Without the IR filter, the residual 808 and 1064nm light emitted from the laser would be negligible... maybe on the order of 10-20mW
The crystal set sits basically on top of the diode and blocks most, if not all of the light. So any residual IR you get out will 1) not be much power and 2) not be in a beam shape of any sort, because by the time it makes it out the end of the laser the light has bounced off so many things inside that it just kinda dumps out the end
Any IR leaking through the crystals will not be collimated like the green beam, it will be like a flashlight of IR.
And no, the amount of IR coming out of the crystals will not equal the difference between the pump diode and the green light coming out. The process is inefficient, so a lot of light is absorbed into the crystals. You may ahve noticed or read the the crystals can get very hot during operation; high-end lab units will even have a dedicated TEC for the crystals themselves to keep them cool. This heat also comes from the output of the pump diode. So in theory:
Pump diode output power = green light output power + IR leakage output power + power absorbed into the crystals that turns into heat. That power absorbed into the crystals, and lenses as well for that matter, is a very large chunk of the pump diode's total power.
For a 50mW green, I would guess maybe somewhere between 200 and 500mW of power from the pump diode. Someone could probably give a better number, especially if you could give the model or manufacturer of the laser.
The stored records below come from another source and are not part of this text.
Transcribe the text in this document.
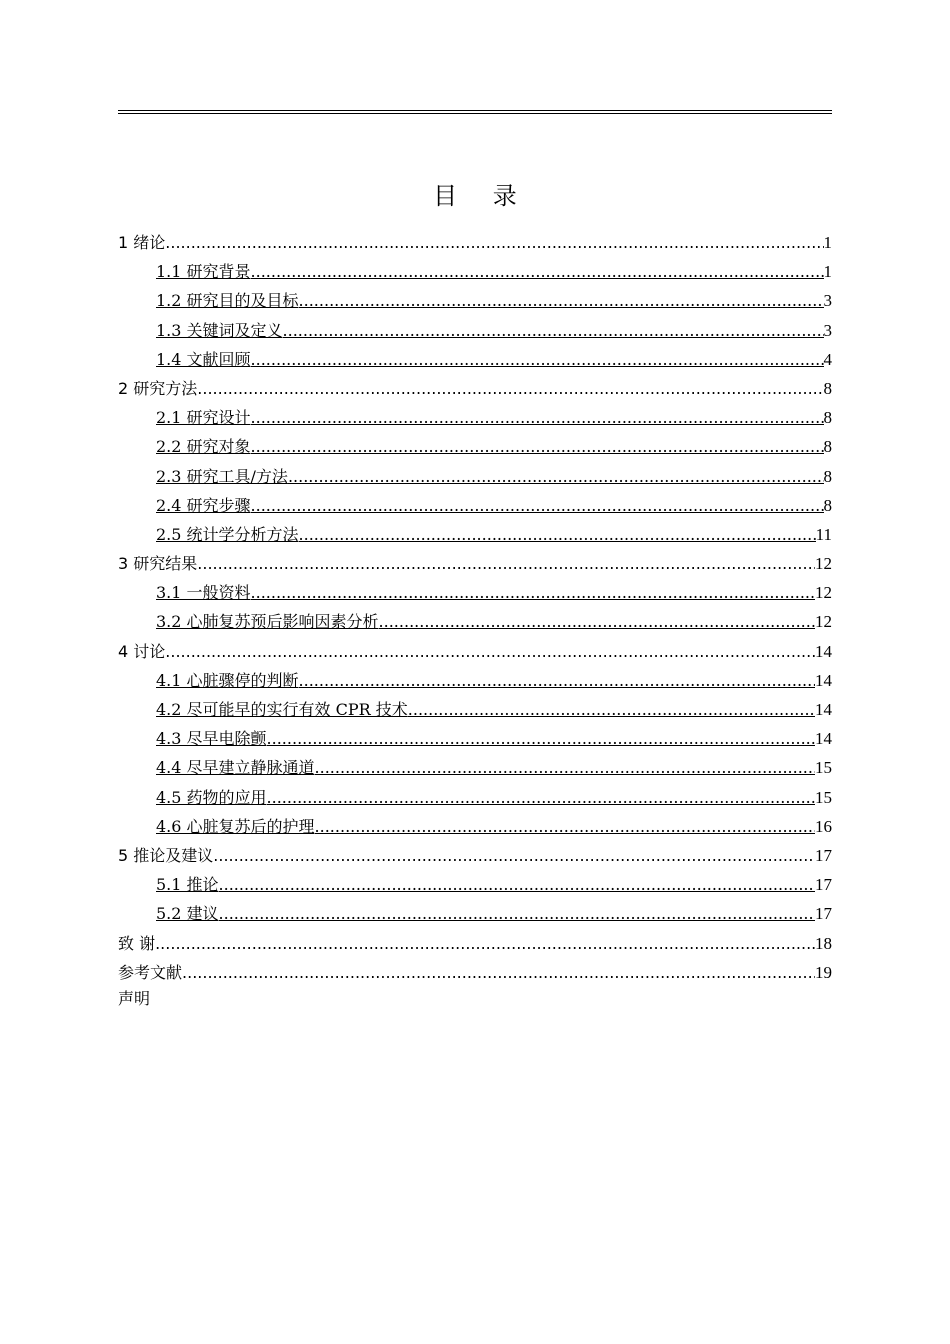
目 录
1 绪论 .....	1
1.1 研究背景 .....	1
1.2 研究目的及目标 .....	3
1.3 关键词及定义 .....	3
1.4 文献回顾 .....	4
2 研究方法 .....	8
2.1 研究设计 .....	8
2.2 研究对象 .....	8
2.3 研究工具/方法 .....	8
2.4 研究步骤 .....	8
2.5 统计学分析方法 .....	11
3 研究结果 .....	12
3.1 一般资料 .....	12
3.2 心肺复苏预后影响因素分析 .....	12
4 讨论 .....	14
4.1 心脏骤停的判断 .....	14
4.2 尽可能早的实行有效 CPR 技术 .....	14
4.3 尽早电除颤 .....	14
4.4 尽早建立静脉通道 .....	15
4.5 药物的应用 .....	15
4.6 心脏复苏后的护理 .....	16
5 推论及建议 .....	17
5.1 推论 .....	17
5.2 建议 .....	17
致 谢 .....	18
参考文献 .....	19
声明
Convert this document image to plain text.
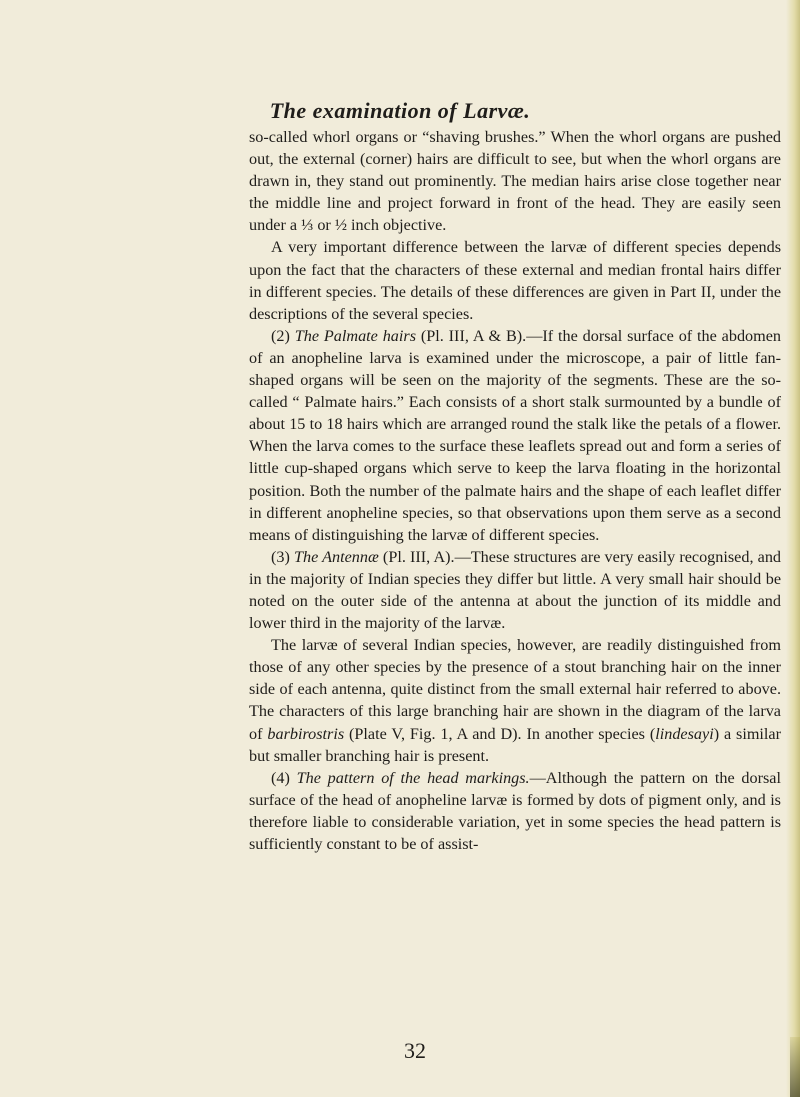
The examination of Larvæ.

so-called whorl organs or “shaving brushes.” When the whorl organs are pushed out, the external (corner) hairs are difficult to see, but when the whorl organs are drawn in, they stand out prominently. The median hairs arise close together near the middle line and project forward in front of the head. They are easily seen under a ⅓ or ½ inch objective.

A very important difference between the larvæ of different species depends upon the fact that the characters of these external and median frontal hairs differ in different species. The details of these differences are given in Part II, under the descriptions of the several species.

(2) The Palmate hairs (Pl. III, A & B).—If the dorsal surface of the abdomen of an anopheline larva is examined under the microscope, a pair of little fan-shaped organs will be seen on the majority of the segments. These are the so-called “ Palmate hairs.” Each consists of a short stalk surmounted by a bundle of about 15 to 18 hairs which are arranged round the stalk like the petals of a flower. When the larva comes to the surface these leaflets spread out and form a series of little cup-shaped organs which serve to keep the larva floating in the horizontal position. Both the number of the palmate hairs and the shape of each leaflet differ in different anopheline species, so that observations upon them serve as a second means of distinguishing the larvæ of different species.

(3) The Antennæ (Pl. III, A).—These structures are very easily recognised, and in the majority of Indian species they differ but little. A very small hair should be noted on the outer side of the antenna at about the junction of its middle and lower third in the majority of the larvæ.

The larvæ of several Indian species, however, are readily distinguished from those of any other species by the presence of a stout branching hair on the inner side of each antenna, quite distinct from the small external hair referred to above. The characters of this large branching hair are shown in the diagram of the larva of barbirostris (Plate V, Fig. 1, A and D). In another species (lindesayi) a similar but smaller branching hair is present.

(4) The pattern of the head markings.—Although the pattern on the dorsal surface of the head of anopheline larvæ is formed by dots of pigment only, and is therefore liable to considerable variation, yet in some species the head pattern is sufficiently constant to be of assist-

32
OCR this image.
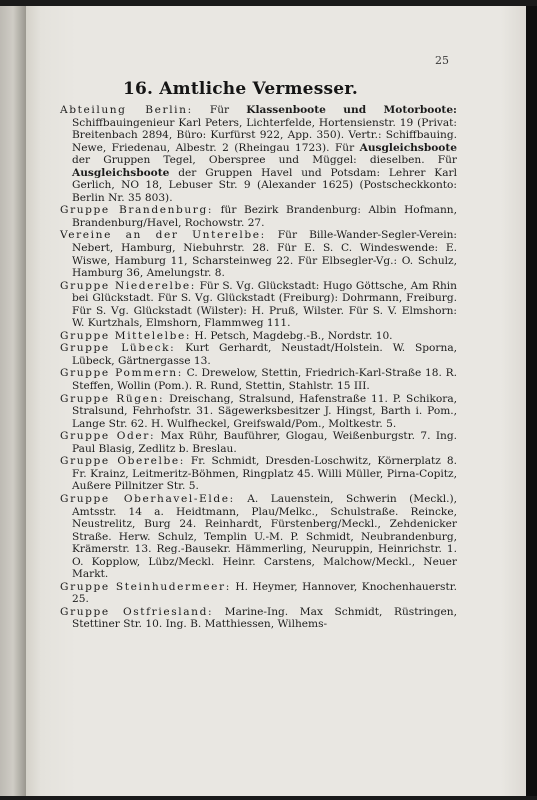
25
16. Amtliche Vermesser.

Abteilung Berlin: Für Klassenboote und Motorboote: Schiffbauingenieur Karl Peters, Lichterfelde, Hortensienstr. 19 (Privat: Breitenbach 2894, Büro: Kurfürst 922, App. 350). Vertr.: Schiffbauing. Newe, Friedenau, Albestr. 2 (Rheingau 1723). Für Ausgleichsboote der Gruppen Tegel, Oberspree und Müggel: dieselben. Für Ausgleichsboote der Gruppen Havel und Potsdam: Lehrer Karl Gerlich, NO 18, Lebuser Str. 9 (Alexander 1625) (Postscheckkonto: Berlin Nr. 35 803).

Gruppe Brandenburg: für Bezirk Brandenburg: Albin Hofmann, Brandenburg/Havel, Rochowstr. 27.

Vereine an der Unterelbe: Für Bille-Wander-Segler-Verein: Nebert, Hamburg, Niebuhrstr. 28. Für E. S. C. Windeswende: E. Wiswe, Hamburg 11, Scharsteinweg 22. Für Elbsegler-Vg.: O. Schulz, Hamburg 36, Amelungstr. 8.

Gruppe Niederelbe: Für S. Vg. Glückstadt: Hugo Göttsche, Am Rhin bei Glückstadt. Für S. Vg. Glückstadt (Freiburg): Dohrmann, Freiburg. Für S. Vg. Glückstadt (Wilster): H. Pruß, Wilster. Für S. V. Elmshorn: W. Kurtzhals, Elmshorn, Flammweg 111.

Gruppe Mittelelbe: H. Petsch, Magdebg.-B., Nordstr. 10.

Gruppe Lübeck: Kurt Gerhardt, Neustadt/Holstein. W. Sporna, Lübeck, Gärtnergasse 13.

Gruppe Pommern: C. Drewelow, Stettin, Friedrich-Karl-Straße 18. R. Steffen, Wollin (Pom.). R. Rund, Stettin, Stahlstr. 15 III.

Gruppe Rügen: Dreischang, Stralsund, Hafenstraße 11. P. Schikora, Stralsund, Fehrhofstr. 31. Sägewerksbesitzer J. Hingst, Barth i. Pom., Lange Str. 62. H. Wulfheckel, Greifswald/Pom., Moltkestr. 5.

Gruppe Oder: Max Rühr, Bauführer, Glogau, Weißenburgstr. 7. Ing. Paul Blasig, Zedlitz b. Breslau.

Gruppe Oberelbe: Fr. Schmidt, Dresden-Loschwitz, Körnerplatz 8. Fr. Krainz, Leitmeritz-Böhmen, Ringplatz 45. Willi Müller, Pirna-Copitz, Außere Pillnitzer Str. 5.

Gruppe Oberhavel-Elde: A. Lauenstein, Schwerin (Meckl.), Amtsstr. 14 a. Heidtmann, Plau/Melkc., Schulstraße. Reincke, Neustrelitz, Burg 24. Reinhardt, Fürstenberg/Meckl., Zehdenicker Straße. Herw. Schulz, Templin U.-M. P. Schmidt, Neubrandenburg, Krämerstr. 13. Reg.-Bausekr. Hämmerling, Neuruppin, Heinrichstr. 1. O. Kopplow, Lübz/Meckl. Heinr. Carstens, Malchow/Meckl., Neuer Markt.

Gruppe Steinhudermeer: H. Heymer, Hannover, Knochenhauerstr. 25.

Gruppe Ostfriesland: Marine-Ing. Max Schmidt, Rüstringen, Stettiner Str. 10. Ing. B. Matthiessen, Wilhems-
So if I take out the crystals, the IR filter, other junk and maybe cut it open to make open can I end up with a powerful IR laser burner, but how much divergence should I get now with all the extra crap taken out?
I think Sam quoted it at 70-80% loss. Not very efficient, to say the least...
Regarding the OP's question, I would have thought that the diode, along with the OC mirror are the key components for coherent light and that the Nd:YVO4 & KTP are only used to alter the wavelength to 532nm... . I realize that this diagram from Sam's FAQ is simplistic, but it would suggest that removing the crystal and KTP layer will still leave you with a viable laser (yes, ok, maybe the lens needs to be repositioned)...